When Jakarta governor Basuki Tjahaja Purnama had some of the capital's sprawling slums levelled this spring, Muslim groups including the hardline 'Islamic Defenders Front' (FPI) moved in quickly to help some of the city's poorest residents.
The offer of food, shelter, clothes and money was a lifeline to the struggling families. But religious conservatives, who had long opposed Purnama because he was a Christian, did not stop there.
After a video circulated in October of Purnama, also known as 'Ahok', making comments that some Muslims said insulted the Holy Quran, the FPI went into overdrive.
It called for his arrest, bombarded its social media pages with fiery messages and rallied some 150,000 protesters to the streets of the capital earlier this month.
With another mass protest slated for Dec 2, the FPI has helped trigger a crisis that has engulfed President Joko Widodo, seen as a close ally of Purnama, and damaged the hitherto popular governor's hopes of re-election in a ballot in February.
The FPI, which divides opinion in Indonesia, has also seized the political agenda, using the blasphemy scandal to get people on to the streets and pushing a message of intolerance in a Muslim-dominated country where hardline posturing rarely makes waves.
"Most victims of evictions are Muslim and they're already resisting that, quite apart from the blasphemy," Novel Chaidir Bamukmin, head of the FPI's Jakarta chapter, told Reuters.
"So on top of that, there's an insult to their religion. That just makes their spirit stronger. We had already been resisting Ahok for years.
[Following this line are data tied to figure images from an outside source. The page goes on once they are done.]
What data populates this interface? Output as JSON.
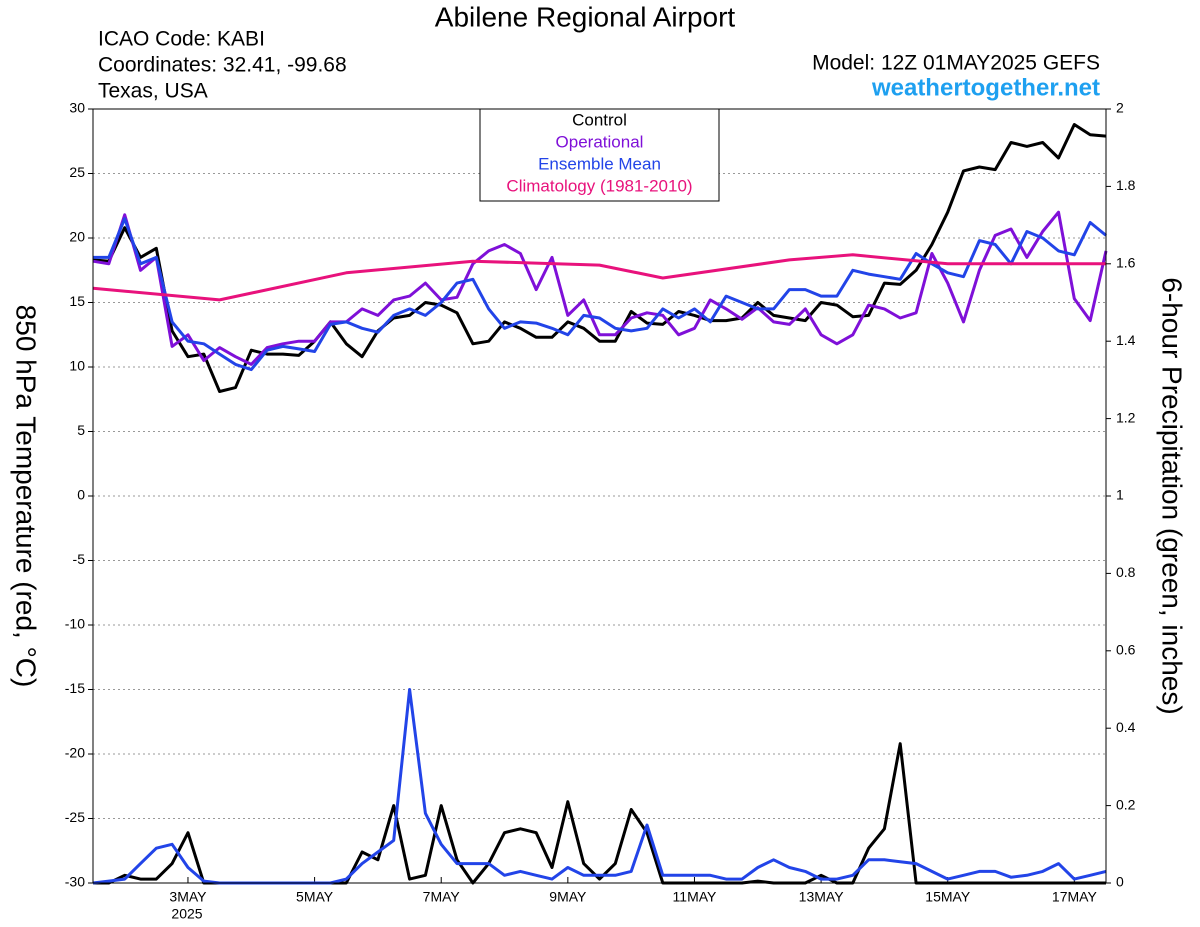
{
  "chart_data": {
    "type": "line",
    "title": "Abilene Regional Airport",
    "annotations": {
      "icao": "ICAO Code: KABI",
      "coordinates": "Coordinates: 32.41, -99.68",
      "location": "Texas, USA",
      "model": "Model: 12Z 01MAY2025 GEFS",
      "site": "weathertogether.net",
      "year": "2025"
    },
    "ylabel": "850 hPa Temperature (red, °C)",
    "y2label": "6-hour Precipitation (green, inches)",
    "x": [
      1.5,
      1.75,
      2,
      2.25,
      2.5,
      2.75,
      3,
      3.25,
      3.5,
      3.75,
      4,
      4.25,
      4.5,
      4.75,
      5,
      5.25,
      5.5,
      5.75,
      6,
      6.25,
      6.5,
      6.75,
      7,
      7.25,
      7.5,
      7.75,
      8,
      8.25,
      8.5,
      8.75,
      9,
      9.25,
      9.5,
      9.75,
      10,
      10.25,
      10.5,
      10.75,
      11,
      11.25,
      11.5,
      11.75,
      12,
      12.25,
      12.5,
      12.75,
      13,
      13.25,
      13.5,
      13.75,
      14,
      14.25,
      14.5,
      14.75,
      15,
      15.25,
      15.5,
      15.75,
      16,
      16.25,
      16.5,
      16.75,
      17,
      17.25,
      17.5
    ],
    "xlim": [
      1.5,
      17.5
    ],
    "xticks": [
      {
        "value": 3,
        "label": "3MAY"
      },
      {
        "value": 5,
        "label": "5MAY"
      },
      {
        "value": 7,
        "label": "7MAY"
      },
      {
        "value": 9,
        "label": "9MAY"
      },
      {
        "value": 11,
        "label": "11MAY"
      },
      {
        "value": 13,
        "label": "13MAY"
      },
      {
        "value": 15,
        "label": "15MAY"
      },
      {
        "value": 17,
        "label": "17MAY"
      }
    ],
    "ylim": [
      -30,
      30
    ],
    "yticks": [
      -30,
      -25,
      -20,
      -15,
      -10,
      -5,
      0,
      5,
      10,
      15,
      20,
      25,
      30
    ],
    "y2lim": [
      0,
      2
    ],
    "y2ticks": [
      0,
      0.2,
      0.4,
      0.6,
      0.8,
      1,
      1.2,
      1.4,
      1.6,
      1.8,
      2
    ],
    "grid": true,
    "series": [
      {
        "name": "Control",
        "color": "#000000",
        "values": [
          18.3,
          18.2,
          20.8,
          18.5,
          19.2,
          12.8,
          10.8,
          11.0,
          8.1,
          8.4,
          11.3,
          11.0,
          11.0,
          10.9,
          12.0,
          13.5,
          11.8,
          10.8,
          12.8,
          13.8,
          14.0,
          15.0,
          14.8,
          14.2,
          11.8,
          12.0,
          13.5,
          13.0,
          12.3,
          12.3,
          13.5,
          13.0,
          12.0,
          12.0,
          14.3,
          13.4,
          13.3,
          14.3,
          14.0,
          13.6,
          13.6,
          13.8,
          15.0,
          14.0,
          13.8,
          13.6,
          15.0,
          14.8,
          13.9,
          14.0,
          16.5,
          16.4,
          17.5,
          19.5,
          22.0,
          25.2,
          25.5,
          25.3,
          27.4,
          27.1,
          27.4,
          26.2,
          28.8,
          28.0,
          27.9
        ]
      },
      {
        "name": "Operational",
        "color": "#7f10d8",
        "values": [
          18.2,
          18.0,
          21.8,
          17.5,
          18.5,
          11.6,
          12.5,
          10.5,
          11.5,
          10.8,
          10.2,
          11.5,
          11.8,
          12.0,
          12.0,
          13.5,
          13.5,
          14.5,
          14.0,
          15.2,
          15.5,
          16.5,
          15.2,
          15.4,
          18.0,
          19.0,
          19.5,
          18.8,
          16.0,
          18.5,
          14.0,
          15.2,
          12.5,
          12.5,
          13.8,
          14.2,
          14.0,
          12.5,
          13.0,
          15.2,
          14.5,
          13.7,
          14.6,
          13.5,
          13.3,
          14.5,
          12.5,
          11.8,
          12.5,
          14.8,
          14.5,
          13.8,
          14.2,
          18.8,
          16.5,
          13.5,
          17.5,
          20.2,
          20.7,
          18.5,
          20.5,
          22.0,
          15.3,
          13.6,
          19.0
        ]
      },
      {
        "name": "Ensemble Mean",
        "color": "#2244e8",
        "values": [
          18.5,
          18.5,
          21.5,
          18.0,
          18.5,
          13.5,
          12.0,
          11.8,
          11.0,
          10.2,
          9.8,
          11.3,
          11.6,
          11.4,
          11.2,
          13.3,
          13.5,
          13.0,
          12.7,
          14.0,
          14.5,
          14.0,
          15.0,
          16.5,
          16.8,
          14.5,
          13.0,
          13.5,
          13.4,
          13.0,
          12.5,
          14.0,
          13.8,
          13.0,
          12.8,
          13.0,
          14.5,
          13.8,
          14.5,
          13.5,
          15.5,
          15.0,
          14.5,
          14.5,
          16.0,
          16.0,
          15.5,
          15.5,
          17.5,
          17.2,
          17.0,
          16.8,
          18.8,
          18.0,
          17.3,
          17.0,
          19.8,
          19.5,
          18.0,
          20.5,
          20.0,
          19.0,
          18.7,
          21.2,
          20.2
        ]
      },
      {
        "name": "Climatology (1981-2010)",
        "color": "#e8127c",
        "x": [
          1.5,
          3.5,
          5.5,
          7.5,
          9.5,
          10.5,
          12.5,
          13.5,
          15.0,
          17.5
        ],
        "values": [
          16.1,
          15.2,
          17.3,
          18.2,
          17.9,
          16.9,
          18.3,
          18.7,
          18.0,
          18.0
        ]
      },
      {
        "color": "#000000",
        "axis": "y2",
        "values": [
          0,
          0,
          0.02,
          0.01,
          0.01,
          0.05,
          0.13,
          0,
          0,
          0,
          0,
          0,
          0,
          0,
          0,
          0,
          0,
          0.08,
          0.06,
          0.2,
          0.01,
          0.02,
          0.2,
          0.06,
          0,
          0.05,
          0.13,
          0.14,
          0.13,
          0.04,
          0.21,
          0.05,
          0.01,
          0.05,
          0.19,
          0.13,
          0,
          0,
          0,
          0,
          0,
          0,
          0.005,
          0,
          0,
          0,
          0.02,
          0,
          0,
          0.09,
          0.14,
          0.36,
          0,
          0,
          0,
          0,
          0,
          0,
          0,
          0,
          0,
          0,
          0,
          0,
          0
        ]
      },
      {
        "color": "#2244e8",
        "axis": "y2",
        "values": [
          0,
          0.005,
          0.01,
          0.05,
          0.09,
          0.1,
          0.04,
          0.005,
          0,
          0,
          0,
          0,
          0,
          0,
          0,
          0,
          0.01,
          0.05,
          0.08,
          0.11,
          0.5,
          0.18,
          0.1,
          0.05,
          0.05,
          0.05,
          0.02,
          0.03,
          0.02,
          0.01,
          0.04,
          0.02,
          0.02,
          0.02,
          0.03,
          0.15,
          0.02,
          0.02,
          0.02,
          0.02,
          0.01,
          0.01,
          0.04,
          0.06,
          0.04,
          0.03,
          0.01,
          0.01,
          0.02,
          0.06,
          0.06,
          0.055,
          0.05,
          0.03,
          0.01,
          0.02,
          0.03,
          0.03,
          0.015,
          0.02,
          0.03,
          0.05,
          0.01,
          0.02,
          0.03
        ]
      }
    ]
  }
}
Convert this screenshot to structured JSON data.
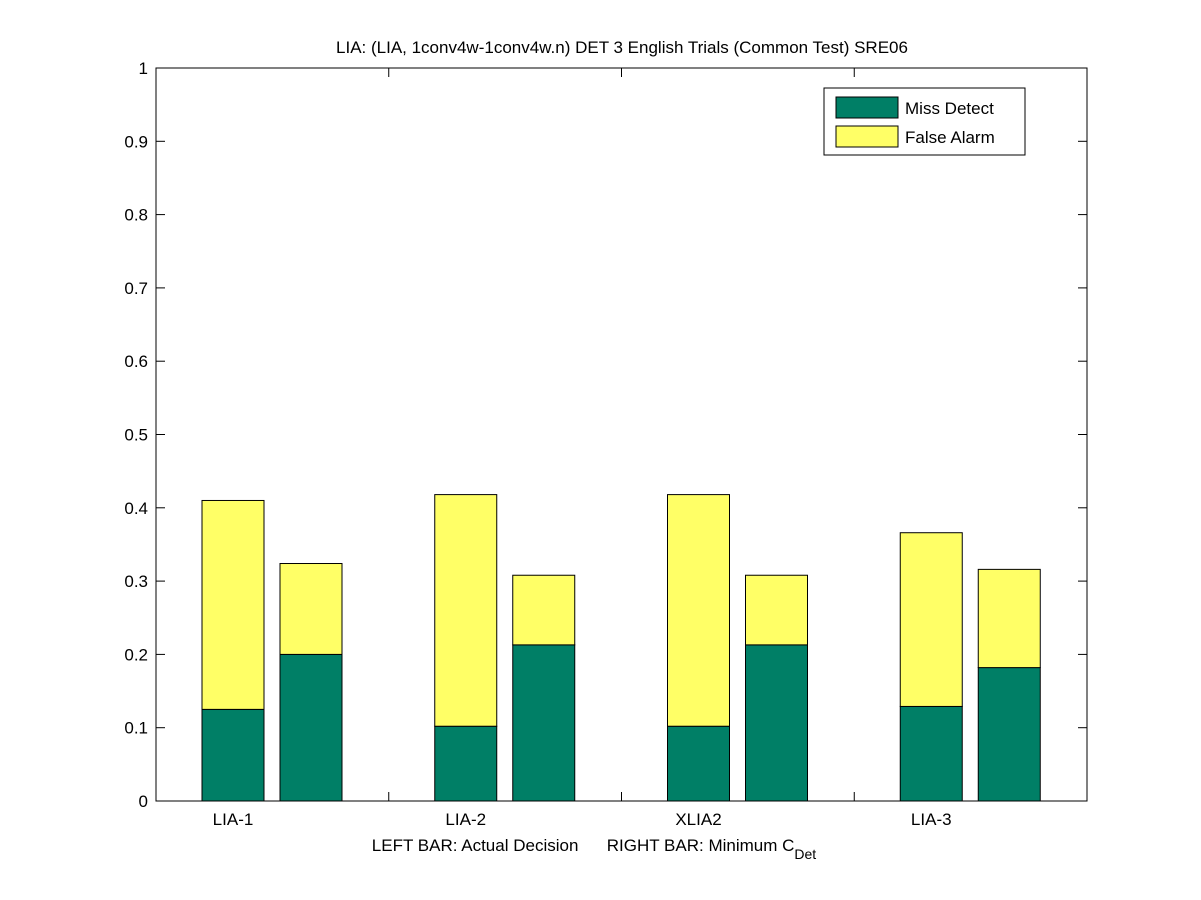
{
  "chart_data": {
    "type": "bar",
    "stacked": true,
    "title": "LIA: (LIA, 1conv4w-1conv4w.n) DET 3 English Trials (Common Test) SRE06",
    "xlabel": {
      "left": "LEFT BAR: Actual Decision",
      "right_prefix": "RIGHT BAR: Minimum C",
      "right_subscript": "Det"
    },
    "categories": [
      "LIA-1",
      "LIA-2",
      "XLIA2",
      "LIA-3"
    ],
    "ylim": [
      0,
      1
    ],
    "yticks": [
      "0",
      "0.1",
      "0.2",
      "0.3",
      "0.4",
      "0.5",
      "0.6",
      "0.7",
      "0.8",
      "0.9",
      "1"
    ],
    "ytick_values": [
      0,
      0.1,
      0.2,
      0.3,
      0.4,
      0.5,
      0.6,
      0.7,
      0.8,
      0.9,
      1
    ],
    "legend": {
      "position": "top-right",
      "entries": [
        "Miss Detect",
        "False Alarm"
      ]
    },
    "colors": {
      "miss_detect": "#007f66",
      "false_alarm": "#ffff66"
    },
    "series": [
      {
        "name": "Miss Detect",
        "actual_decision": [
          0.125,
          0.102,
          0.102,
          0.129
        ],
        "minimum_cdet": [
          0.2,
          0.213,
          0.213,
          0.182
        ]
      },
      {
        "name": "False Alarm",
        "actual_decision": [
          0.285,
          0.316,
          0.316,
          0.237
        ],
        "minimum_cdet": [
          0.124,
          0.095,
          0.095,
          0.134
        ]
      }
    ],
    "grid": false
  }
}
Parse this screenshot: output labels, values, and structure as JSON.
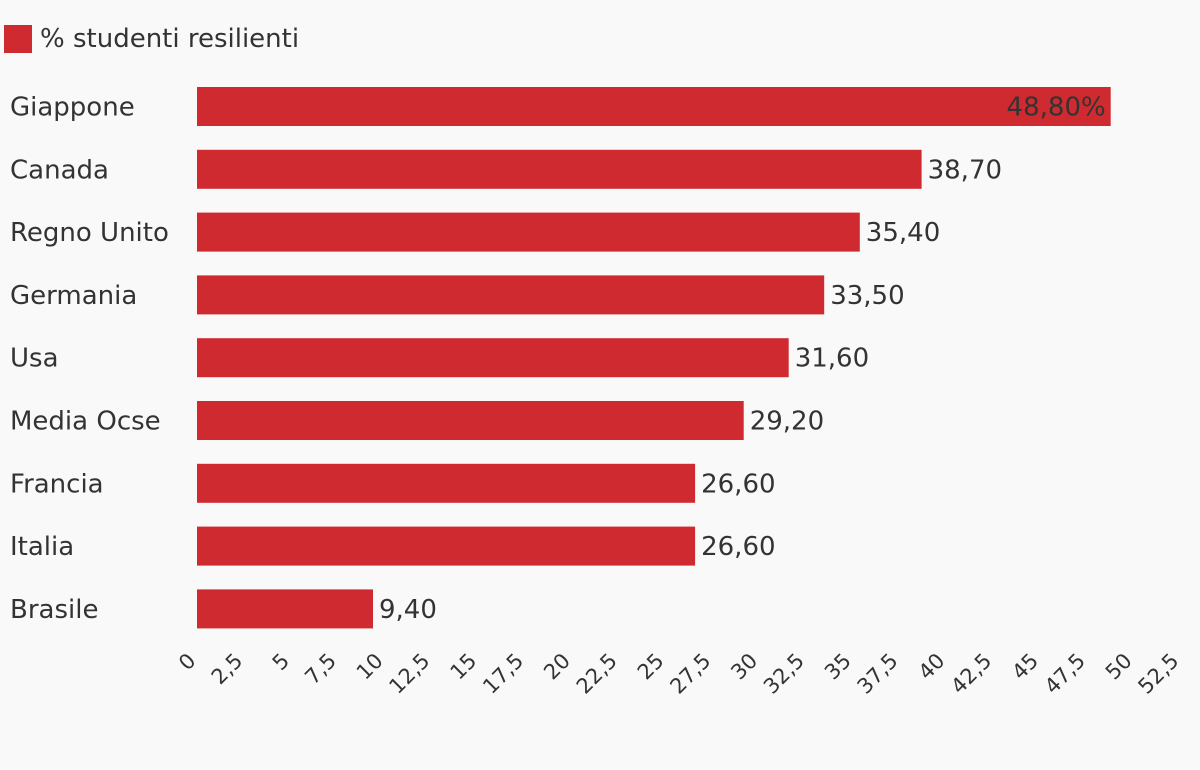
{
  "legend": {
    "label": "% studenti resilienti",
    "color": "#cf2a30"
  },
  "chart_data": {
    "type": "bar",
    "orientation": "horizontal",
    "categories": [
      "Giappone",
      "Canada",
      "Regno Unito",
      "Germania",
      "Usa",
      "Media Ocse",
      "Francia",
      "Italia",
      "Brasile"
    ],
    "series": [
      {
        "name": "% studenti resilienti",
        "values": [
          48.8,
          38.7,
          35.4,
          33.5,
          31.6,
          29.2,
          26.6,
          26.6,
          9.4
        ],
        "color": "#cf2a30"
      }
    ],
    "value_labels": [
      "48,80%",
      "38,70",
      "35,40",
      "33,50",
      "31,60",
      "29,20",
      "26,60",
      "26,60",
      "9,40"
    ],
    "x_ticks": [
      "0",
      "2,5",
      "5",
      "7,5",
      "10",
      "12,5",
      "15",
      "17,5",
      "20",
      "22,5",
      "25",
      "27,5",
      "30",
      "32,5",
      "35",
      "37,5",
      "40",
      "42,5",
      "45",
      "47,5",
      "50",
      "52,5"
    ],
    "xlim": [
      0,
      52.5
    ],
    "grid": false,
    "legend_position": "top-left"
  }
}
The blasphemy is the peak of the problem and our resistance."
The FPI said it wants Friday's demonstration to be peaceful, but minorities, including Christians and the lesbian, gay, bisexual and transgender community are fearful of the group.
Around 50 FPI members barged into a Jakarta apartment at the weekend to break up what they said was a gay sex party. The group has vowed to continue to target the LGBT community.
A worried Widodo has moved to soothe foreign investors, whose money is key to the economy. While seeing no disruption yet to business and suggesting tensions may ease after city elections, they are nonetheless wary.
"In an overwhelmingly tolerant country ... a small group of hardliners seem to be able to push their agenda, and you have to question what direction the country is headed in," said a foreign business leader in Jakarta who declined to be named.
Cancelled trip, soothing words
Widodo postponed a visit to Australia soon after the Nov 4 demonstrations, the largest in Jakarta in years.
Throughout November he has held talks with top political, religious and military officials to quell talk of instability, and announced he would "prevent the growth of radicalism".
Last week, helicopters dropped police leaflets over the capital warning residents they faced harsh penalties if new rallies turned violent.